The intention was to use only return stroke duration as a measure for the strength of motor output. The results showed that step amplitude was not constant in all experimental situations. Therefore as a second measure for the strength of motor output the mean return stroke speed (= step amplitude/return stroke duration) was calculated. For leg 3, the step amplitude consistently increased with load but was nearly constant for the three walking speeds tested. Return stroke duration decreased with both increasing speed and increasing load. This is in full agreement with the predictions of the model calculation. The dependence of motor output upon these two parameters was even more obvious in the mean return stroke speed (Fig. 2).
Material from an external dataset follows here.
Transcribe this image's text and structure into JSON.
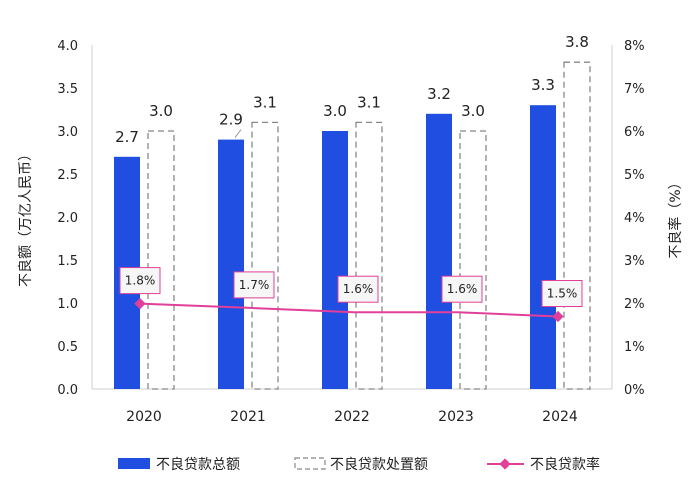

For both return stroke duration and mean return stroke speed no further change was observed for the highest walking speed and the highest load value.
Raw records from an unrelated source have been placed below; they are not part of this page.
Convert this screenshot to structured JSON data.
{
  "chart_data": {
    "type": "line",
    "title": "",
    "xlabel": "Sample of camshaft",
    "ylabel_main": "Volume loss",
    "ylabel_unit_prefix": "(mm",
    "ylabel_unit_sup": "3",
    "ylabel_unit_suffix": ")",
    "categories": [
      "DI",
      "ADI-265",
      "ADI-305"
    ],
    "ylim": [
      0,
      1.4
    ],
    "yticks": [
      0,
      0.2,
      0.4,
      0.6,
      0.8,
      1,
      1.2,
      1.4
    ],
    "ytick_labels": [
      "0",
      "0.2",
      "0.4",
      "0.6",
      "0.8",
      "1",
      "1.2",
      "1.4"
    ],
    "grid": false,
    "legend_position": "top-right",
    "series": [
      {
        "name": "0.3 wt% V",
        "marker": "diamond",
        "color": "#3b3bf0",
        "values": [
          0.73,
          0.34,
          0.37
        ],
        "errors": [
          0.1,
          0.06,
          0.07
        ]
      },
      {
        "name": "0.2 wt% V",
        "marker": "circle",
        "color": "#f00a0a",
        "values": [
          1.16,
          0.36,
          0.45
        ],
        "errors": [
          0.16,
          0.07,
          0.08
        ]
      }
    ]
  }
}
For leg 4 the values of step amplitude showed considerable scatter in the nine experimental conditions. Therefore the two measurements – ‘return stroke duration’ and ‘mean return stroke speed’-gave different results. For return stroke duration, the results agreed with the model predictions in eight out of nine cases. They did not agree in the case of the highest load value and the highest walking speed. For mean return stroke speed, two results contradicted the prediction (load 5 g, walking speed 11 cm s−1 and 14 cm s−1). Altogether, in only one or two (depending on the measure used) of 18 experimental series (nine conditions for the two legs) did the results differ from the model predictions. These deviations occurred: (a) only in leg 4, which also showed much less regular stepping behaviour, and (b) only for high parameter values. Therefore, the results are considered to support the predictions of the model calculation.
From electrophysiological investigations, different results are described in the literature concerning the influence of load on the motor output during return stroke. No such influence was found by Grote ( 1981) when comparing crayfish walking under water and on land. Barnes (1977) found an increase in spike frequency and a shorter burst duration when the animal was loaded. Our behavioural results agree with the latter. However, both authors allowed their animals to choose the walking speed freely and made no direct comparison for identical walking speeds. In the crab Cardisoma guanhumiEvoy & Fourtner (1973) found that the return stroke duration of loaded animals was longer than that of unloaded animals. However, loaded animals walked at different speeds from unloaded ones. Because return stroke duration and walking speed may be correlated (see MacMillan, 1975) it is possible in these investigations that load did not influence the return stroke duration directly but only via changes in walking speed. This possibility is excluded for our experiments as we compared results obtained from walks with constant speed.